Java is not that slow and memory devouring as it used to be 20 years ago, but there’s still room for improvement. If you are looking for ways to accelerate your Java apps and reduce the size of container images, GraalVM is at your service!
The latest CPU release of Liberica Native Image Kit (NIK), a GraalVM-based utility for native images generation, includes an exciting new feature, namely the support for cross-compilation of musl-based Linux static images. Read on to know how static images will make your Java apps run at rapid-fire pace!
Benefits of static images
Static images are binaries statically linked against a C library: musl, glibc, or any other libc implementation. Static images have several essential advantages:
- Unmatched flexibility when choosing a base Docker image because they work even with FROM scratch base images, the only true distroless images that have always been unworkable for naturally dynamic Java applications;
- Accelerated startup due to the fact that no symbol resolution is performed at run time by the dynamic linker.
Note that with Liberica NIK, you can produce both static and dynamic images. Static images can sometimes be even smaller than dynamic ones, but everything depends on your application.
Benefits of musl libc
The most popular C library implementations at the heart of any Linux distribution are glibc and musl. glibc is the most widespread libc with great compatibility and optimal performance. But with 35 years of history behind it, its codebase is bloated and associated with significant overhead. musl has gained popularity in recent years as a minimalistic C library implementation perfect for cloud-native applications. Thanks to a much cleaner codebase, it has
- Small static and dynamic overhead leading to lower memory consumption;
- Lesser attack surface making container images more secure.
Two lightweight Linux distributions, Alpine and Alpaquita, are based on musl and help to reduce the size of Docker container images drastically.
Cross-сompiling musl-based images
Let’s now build a static image using Liberica NIK.
Installing NIK
If you are new to Native Image, download Liberica NIK version 22.3.1 with support for cross-compilation. Follow the instructions to complete the installation.

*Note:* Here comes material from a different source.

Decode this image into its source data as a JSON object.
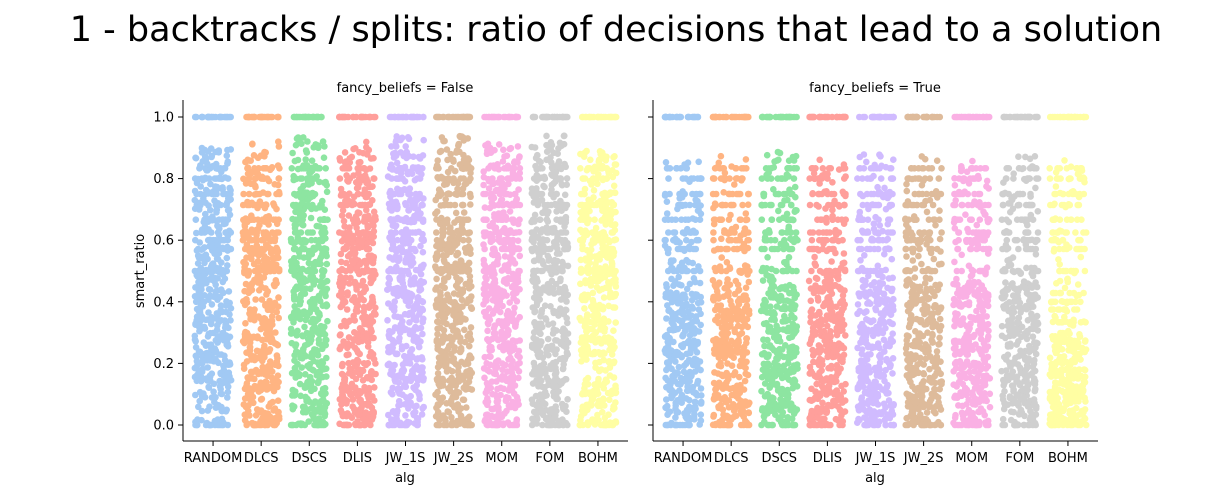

Installing Cross Toolchain
You need a musl-based gcc toolchain for cross-compilation. You can get it here (note that later versions might not work). Extract the toolchain to a selected directory (referred to as $TOOLCHAIN_DIR
later on).
Installing zlib
Unfortunately, this toolchain does not contain libz.a, which is needed for native compilation. The easiest way is to copy it from your host system: install a zlib development package (on Ubuntu, it is called zlib1g-dev
), then copy the installed libz.a into $TOOLCHAIN_DIR/x86_64-linux-musl/lib
directory.
Alternatively, you can build the library from source. Download a source package from the official zlib website, unpack it, change into the zlib directory, and run
CC=$TOOLCHAIN_DIR/bin/x86_64-linux-musl-gcc
./configure --prefix=$TOOLCHAIN_DIR --static
make
make install
Building Static Native Image
Everything is ready for cross-compilation! Make sure your toolchain’s bin directory is in PATH by running:
x86_64-linux-musl-gcc
You should get the output similar to:
x86_64-linux-musl-gcc is /…/x86_64-linux-musl-cross/bin/x86_64-linux-musl-gcc
First, let’s compile a regular glibc-based static image:
native-image --static -jar app.jar app-static-glibc
Now, a musl-based one:
native-image --static --libc=musl -jar app.jar app-static-musl
Finally, compare image sizes (your numbers will be different):
ls -l app-static-*
-rwxrwxr-x 1 user user 14114944 Jan 30 12:43 app-static-glibc
-rwxrwxr-x 1 user user 12208600 Jan 30 12:58 app-static-musl
The musl-based image is about 2 Mb, which is 13% smaller than a glibc-based one.